Street Fighter V Update Installed Hidden Rootkits on PCs (theregister.co.uk)
Capcom's latest update for Street Fighter V was installing a secret rootkit on PCs. An anonymous Slashdot reader quotes The Register:
This means malicious software on the system can poke a dodgy driver installed by Street Fighter V to completely take over the Windows machine. Capcom claims it uses the driver to stop players from hacking...to cheat. Unfortunately, the code is so badly designed, it opens up a full-blown local backdoor... it switches off a crucial security defense in the operating system, then runs whatever instructions are given to it by the application, and then switches the protection back on
Friday Capcom tweeted "We are in the process of rolling back the security measures added to the PC version of Street Fighter V." This prompted one user to reply, "literal rootkits are the opposite of security measures."

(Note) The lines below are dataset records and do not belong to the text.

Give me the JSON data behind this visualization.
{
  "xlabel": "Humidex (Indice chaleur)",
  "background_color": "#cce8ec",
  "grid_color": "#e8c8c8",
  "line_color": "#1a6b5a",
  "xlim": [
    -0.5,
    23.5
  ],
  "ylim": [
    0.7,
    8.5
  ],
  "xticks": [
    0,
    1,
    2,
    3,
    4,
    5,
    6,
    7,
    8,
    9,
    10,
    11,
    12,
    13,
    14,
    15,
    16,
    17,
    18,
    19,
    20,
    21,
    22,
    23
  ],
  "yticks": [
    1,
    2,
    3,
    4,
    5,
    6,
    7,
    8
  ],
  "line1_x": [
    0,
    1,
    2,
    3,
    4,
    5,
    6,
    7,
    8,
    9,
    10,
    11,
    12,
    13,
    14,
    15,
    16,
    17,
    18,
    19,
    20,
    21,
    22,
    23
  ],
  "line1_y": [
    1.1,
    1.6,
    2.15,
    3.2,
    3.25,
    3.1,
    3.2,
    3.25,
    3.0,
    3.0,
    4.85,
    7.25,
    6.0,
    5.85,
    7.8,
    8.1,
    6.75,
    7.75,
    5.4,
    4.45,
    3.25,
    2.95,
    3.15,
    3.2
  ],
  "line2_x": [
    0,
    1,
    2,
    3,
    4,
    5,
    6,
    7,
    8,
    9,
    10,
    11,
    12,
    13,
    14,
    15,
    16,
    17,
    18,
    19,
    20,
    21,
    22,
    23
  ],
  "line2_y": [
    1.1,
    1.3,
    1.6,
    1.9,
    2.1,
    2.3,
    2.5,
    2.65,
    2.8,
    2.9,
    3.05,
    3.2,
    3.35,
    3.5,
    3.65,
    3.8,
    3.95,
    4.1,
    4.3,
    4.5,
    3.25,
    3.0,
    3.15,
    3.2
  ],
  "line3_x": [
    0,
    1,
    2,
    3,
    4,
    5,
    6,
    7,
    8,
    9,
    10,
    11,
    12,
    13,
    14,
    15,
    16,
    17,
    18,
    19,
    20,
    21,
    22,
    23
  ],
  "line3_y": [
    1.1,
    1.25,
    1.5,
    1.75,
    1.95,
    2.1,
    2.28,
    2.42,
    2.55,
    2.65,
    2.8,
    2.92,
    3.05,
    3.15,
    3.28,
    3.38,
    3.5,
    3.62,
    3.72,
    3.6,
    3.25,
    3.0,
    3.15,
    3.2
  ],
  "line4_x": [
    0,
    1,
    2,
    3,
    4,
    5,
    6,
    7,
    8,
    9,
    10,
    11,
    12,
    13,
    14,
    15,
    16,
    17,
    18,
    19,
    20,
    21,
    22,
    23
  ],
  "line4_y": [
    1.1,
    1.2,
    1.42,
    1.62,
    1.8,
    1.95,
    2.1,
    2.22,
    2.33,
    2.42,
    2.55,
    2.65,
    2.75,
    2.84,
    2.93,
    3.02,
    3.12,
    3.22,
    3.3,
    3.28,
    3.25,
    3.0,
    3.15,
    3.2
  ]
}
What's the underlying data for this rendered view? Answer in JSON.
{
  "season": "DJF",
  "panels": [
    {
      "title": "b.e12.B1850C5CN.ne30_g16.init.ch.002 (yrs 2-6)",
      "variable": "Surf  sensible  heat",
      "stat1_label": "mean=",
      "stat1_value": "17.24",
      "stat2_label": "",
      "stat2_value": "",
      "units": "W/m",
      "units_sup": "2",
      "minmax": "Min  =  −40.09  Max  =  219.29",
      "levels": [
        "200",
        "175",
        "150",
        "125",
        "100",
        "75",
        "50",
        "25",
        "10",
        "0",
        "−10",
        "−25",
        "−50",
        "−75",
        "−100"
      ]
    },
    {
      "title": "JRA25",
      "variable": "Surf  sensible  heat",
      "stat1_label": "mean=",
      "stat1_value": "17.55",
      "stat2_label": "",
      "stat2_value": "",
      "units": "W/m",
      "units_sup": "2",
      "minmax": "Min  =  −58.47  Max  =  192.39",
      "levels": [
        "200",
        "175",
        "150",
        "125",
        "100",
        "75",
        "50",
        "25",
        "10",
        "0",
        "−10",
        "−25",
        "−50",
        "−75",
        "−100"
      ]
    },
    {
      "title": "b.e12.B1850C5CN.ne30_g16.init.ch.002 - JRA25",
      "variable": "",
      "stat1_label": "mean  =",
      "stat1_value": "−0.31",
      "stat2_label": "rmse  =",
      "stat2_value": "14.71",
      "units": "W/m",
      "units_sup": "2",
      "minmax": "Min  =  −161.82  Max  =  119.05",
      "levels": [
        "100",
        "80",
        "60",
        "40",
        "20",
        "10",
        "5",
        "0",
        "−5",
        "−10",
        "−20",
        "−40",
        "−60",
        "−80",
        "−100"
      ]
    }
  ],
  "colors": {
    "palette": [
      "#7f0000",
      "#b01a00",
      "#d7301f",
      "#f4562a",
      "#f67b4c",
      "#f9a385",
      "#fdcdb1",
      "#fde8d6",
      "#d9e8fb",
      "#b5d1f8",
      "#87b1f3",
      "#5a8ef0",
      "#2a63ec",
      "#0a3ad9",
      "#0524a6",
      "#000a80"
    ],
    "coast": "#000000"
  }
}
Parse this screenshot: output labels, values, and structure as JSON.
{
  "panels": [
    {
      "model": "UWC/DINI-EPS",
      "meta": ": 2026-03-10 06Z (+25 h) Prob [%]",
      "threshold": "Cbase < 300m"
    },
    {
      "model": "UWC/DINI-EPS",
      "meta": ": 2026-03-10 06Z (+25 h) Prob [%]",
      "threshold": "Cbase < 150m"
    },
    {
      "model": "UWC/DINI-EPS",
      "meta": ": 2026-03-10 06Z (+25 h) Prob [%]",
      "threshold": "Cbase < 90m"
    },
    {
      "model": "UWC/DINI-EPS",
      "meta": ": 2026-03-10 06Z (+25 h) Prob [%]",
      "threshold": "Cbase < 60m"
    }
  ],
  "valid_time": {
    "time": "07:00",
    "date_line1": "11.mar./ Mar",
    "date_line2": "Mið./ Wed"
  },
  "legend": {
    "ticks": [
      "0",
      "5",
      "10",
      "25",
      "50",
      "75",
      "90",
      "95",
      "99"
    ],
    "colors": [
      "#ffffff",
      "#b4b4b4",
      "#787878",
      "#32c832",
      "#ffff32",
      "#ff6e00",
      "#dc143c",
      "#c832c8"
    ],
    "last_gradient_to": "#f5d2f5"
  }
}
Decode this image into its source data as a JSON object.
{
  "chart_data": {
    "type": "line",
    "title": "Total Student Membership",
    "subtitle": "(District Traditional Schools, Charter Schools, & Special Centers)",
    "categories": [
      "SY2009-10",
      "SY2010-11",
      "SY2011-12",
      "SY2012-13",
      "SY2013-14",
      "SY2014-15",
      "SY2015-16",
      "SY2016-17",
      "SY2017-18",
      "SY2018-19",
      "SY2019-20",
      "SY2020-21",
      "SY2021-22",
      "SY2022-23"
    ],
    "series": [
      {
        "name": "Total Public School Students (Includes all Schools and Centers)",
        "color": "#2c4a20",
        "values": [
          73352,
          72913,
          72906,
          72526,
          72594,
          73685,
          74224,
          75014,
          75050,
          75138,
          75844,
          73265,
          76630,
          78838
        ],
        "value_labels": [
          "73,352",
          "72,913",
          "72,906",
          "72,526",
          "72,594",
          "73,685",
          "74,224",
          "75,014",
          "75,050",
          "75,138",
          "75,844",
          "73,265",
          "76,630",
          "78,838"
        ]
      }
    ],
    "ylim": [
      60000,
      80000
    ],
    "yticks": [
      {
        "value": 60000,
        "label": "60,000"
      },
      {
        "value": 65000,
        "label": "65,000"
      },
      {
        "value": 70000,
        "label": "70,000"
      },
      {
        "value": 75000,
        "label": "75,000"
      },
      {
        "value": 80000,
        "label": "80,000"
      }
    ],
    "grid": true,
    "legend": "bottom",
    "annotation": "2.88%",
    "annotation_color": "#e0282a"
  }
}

Friday Capcom tweeted "We are in the process of rolling back the security measures added to the PC version of Street Fighter V." This prompted one user to reply, "literal rootkits are the opposite of security measures."
Only a fool would install a game made by them after this.
Because people want to play video games..
I know ya'll in the tech industry love to poach employees from other companies... But REALLY Capcom!? Did you have to hire that guy from Sony !?!?
As opposed to figurative rootkits?
No, in this case it is a figurative one, like literally literally often means.
This "rootkit" is missing the "kit" part, it is a backdoor that could be used to set up full rootkits.
the code is so badly designed, it opens up a full-blown local backdoor
Sounds like antiviruses: they're supposed to fix problems and filter out malware, but such complex software requires excellent optimized algorithms and code, which unfortunately is still due.
Slashdot, fix the reply notifications... You won't get away with it...
People aren't whining about Capcom trying to stop cheating from happening.
People are rightly complaining that Capcom's attempt to stop cheating from happening placed your computer one step away from being part of a botnet or worse.
-=This sig has nothing to do with my comment. Move along now=-
Cracked software is the only software that has been given an independent in-depth review of its security measures. Buying uncracked software opens your computer to every malice the original author has stooped to in order to seize control of your computer.
And more often than not, the EULA makes it rather hard to get legal recourse for damage intentionally done to your computer. In contrast, a cracker inserting malicious code may go to jail for it.
I'd have liked to finish off this posting with "/s" but there really is no suitable placement for the starting sarcasm tag.
Why make it hard on yourself? Just re-use your Ashley Madison login.
I thought the point of Ashley Madison was to make it hard.
What we need to be doing is getting executives arrested for violating the Computer Fraud and Abuse Act. That awful law has been used to prosecute hackers and hobbyists for much more minor things than this, and has been twisted enough to fit various cases that there's more than enough precedent now.
Because people want to play video games...
Was does Windows have anything to do with couple of thousands games on Steam(*) that all run on any OS (Windows ; Mac OS X ; Linux) ?
Oh, yeah... "Triple-A games".
The kind of overrated content that rarely gets correct ports (Hi, Ryan Gordon, thank you for being the refreshing exception to this sad rule !), and is the most likely to b0rk your machine due to DRM (You know! Because "AAA" development costs a lot of money, and the "AAA" studios have to protect their revenue. By completely fucking the experience of their paying customer base).
If anything, today's DRM example is a big argument of why people should prefer the PirateBay version, and why I've personally downloaded cracks for any DRMed game that I've bought.
----
(*) : I know that Steam also uses some forms of DRM, but we have yet to have a FA on /. titled "Steam's own DRM causes a massive backdoor on all computers"
"Sufficiently advanced satire is indistinguishable from reality." - [Tips: 1DrYakQDKCQ6y52z6QbnkxHXAocMZJE61o ]
I doubt that. Massive screw-ups like these are usually a team effort. You know, "engineers" that cannot explain the feature well or do not really understand it themselves, "managers" that make decisions without a clue about what they decide on, and so on. I have seen this numerous times in action. It is really quite fascinating to watch how dysfunctional most/all corporate decision-making processes are in large corporations.
Most ACs are not even worth the keystrokes to insult them. Be generically insulted by this and ignored otherwise.
Because a Linux PC with an inexperienced user willing to run a game or dancing pig animation as root is every bit as bad as a Windows PC whose user will click 'yes' for any UAC prompt... maybe *worse*.
This sounds like another instance of proprietary malware to add to the list. And nobody should trust a proprietor to "roll back" their malware (just as some of the Twitter.com followups suggest), regardless of whether they say this was a mistake. There's no reason to trust unvettable, uncorrectable, unsharable code and there's no reason why people should have to live with months-old backdoors while the only programmers allowed to inspect or fix the code apparently don't fix that code.